В тот день они занимались любовью до самого вечера, как будто наверстывая упущенное за последние годы.

— А как же Весельцов? — спросил вдруг Димка. — Ты что, ушла от него?

— Нет, не ушла. Он дома ждет. Думает, я к маме поехала.

— Так у тебя с ним все хорошо?

— А ты как думаешь?

Соловьев снова насупился и замолчал. Они сходили вместе в магазин, купили продуктов и большой арбуз. Маринка приготовила ужин. Ели на полуразвалившемся, старом столе, но при свечах — единственный раз в жизни. Маринка чувствовала, что одно его слово — и она останется здесь навсегда. Делить с Димкой счастье и беды в этой крошечной, грязной квартире, пока смерть их не разлучит…

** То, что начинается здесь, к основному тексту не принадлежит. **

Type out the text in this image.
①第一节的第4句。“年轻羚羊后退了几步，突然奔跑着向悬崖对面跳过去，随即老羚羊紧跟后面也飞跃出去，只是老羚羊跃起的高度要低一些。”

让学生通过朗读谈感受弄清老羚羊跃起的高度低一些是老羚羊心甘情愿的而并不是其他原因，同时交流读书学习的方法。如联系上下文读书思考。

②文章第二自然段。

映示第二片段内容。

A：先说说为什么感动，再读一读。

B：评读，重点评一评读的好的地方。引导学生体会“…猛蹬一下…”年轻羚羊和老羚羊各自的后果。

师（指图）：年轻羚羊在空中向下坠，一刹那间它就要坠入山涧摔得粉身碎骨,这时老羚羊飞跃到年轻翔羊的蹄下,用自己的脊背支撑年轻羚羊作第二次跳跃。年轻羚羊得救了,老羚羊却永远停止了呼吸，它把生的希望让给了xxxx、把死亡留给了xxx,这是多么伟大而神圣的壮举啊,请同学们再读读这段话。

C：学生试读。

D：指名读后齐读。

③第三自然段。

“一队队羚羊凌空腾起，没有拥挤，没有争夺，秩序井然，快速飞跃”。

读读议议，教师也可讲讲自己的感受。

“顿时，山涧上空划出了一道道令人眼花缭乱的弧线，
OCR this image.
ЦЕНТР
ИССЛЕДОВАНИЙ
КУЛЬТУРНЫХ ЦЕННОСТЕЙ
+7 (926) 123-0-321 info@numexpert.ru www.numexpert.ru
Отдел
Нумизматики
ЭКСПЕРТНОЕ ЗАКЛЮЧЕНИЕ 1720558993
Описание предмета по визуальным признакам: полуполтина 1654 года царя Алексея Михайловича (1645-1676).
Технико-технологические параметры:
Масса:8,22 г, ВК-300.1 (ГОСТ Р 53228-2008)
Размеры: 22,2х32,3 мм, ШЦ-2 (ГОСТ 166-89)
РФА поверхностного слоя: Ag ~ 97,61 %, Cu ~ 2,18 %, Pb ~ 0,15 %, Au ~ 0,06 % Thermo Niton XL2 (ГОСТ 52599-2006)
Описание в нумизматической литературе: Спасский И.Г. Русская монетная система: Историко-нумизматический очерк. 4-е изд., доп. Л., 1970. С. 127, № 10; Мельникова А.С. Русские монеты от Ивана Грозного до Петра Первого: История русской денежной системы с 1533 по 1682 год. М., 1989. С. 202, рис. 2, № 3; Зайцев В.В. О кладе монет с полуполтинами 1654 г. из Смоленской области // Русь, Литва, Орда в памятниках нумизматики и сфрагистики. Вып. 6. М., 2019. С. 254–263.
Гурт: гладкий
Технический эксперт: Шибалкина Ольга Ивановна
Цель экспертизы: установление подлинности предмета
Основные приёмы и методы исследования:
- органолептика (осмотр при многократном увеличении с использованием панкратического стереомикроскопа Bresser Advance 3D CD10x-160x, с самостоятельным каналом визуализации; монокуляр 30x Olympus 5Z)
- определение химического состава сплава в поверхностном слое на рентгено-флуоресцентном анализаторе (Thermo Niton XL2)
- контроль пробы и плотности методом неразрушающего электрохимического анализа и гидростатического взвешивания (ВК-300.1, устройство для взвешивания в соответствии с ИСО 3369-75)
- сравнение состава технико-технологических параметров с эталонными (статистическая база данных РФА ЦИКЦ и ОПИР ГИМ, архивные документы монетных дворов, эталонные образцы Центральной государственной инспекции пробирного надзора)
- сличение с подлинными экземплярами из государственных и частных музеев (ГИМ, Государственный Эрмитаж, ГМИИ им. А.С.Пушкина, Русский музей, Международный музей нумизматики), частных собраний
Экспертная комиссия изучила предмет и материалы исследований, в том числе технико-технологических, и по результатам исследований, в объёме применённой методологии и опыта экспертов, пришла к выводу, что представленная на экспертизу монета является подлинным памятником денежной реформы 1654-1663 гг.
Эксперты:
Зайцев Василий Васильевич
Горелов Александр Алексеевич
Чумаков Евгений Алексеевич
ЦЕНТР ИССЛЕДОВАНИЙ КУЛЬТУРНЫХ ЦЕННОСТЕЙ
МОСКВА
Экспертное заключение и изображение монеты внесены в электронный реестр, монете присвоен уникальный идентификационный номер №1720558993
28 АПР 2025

— Димка, ты ничего не хочешь мне сказать? — Что?

— Ну не знаю…

— Арбуз…

— Какой арбуз? Что ты несешь?

— Арбуз сладкий… Ты же просила что-то сказать.

— Ладно, Димуля. — Маринкин порыв прошел, сменившись усталостью. — Повеселились — и хватит. Мне пора в Москву. Дела ждут. Ты же мне все равно ничего не говоришь.

— Пенек рядом со мной всегда свободен для тебя.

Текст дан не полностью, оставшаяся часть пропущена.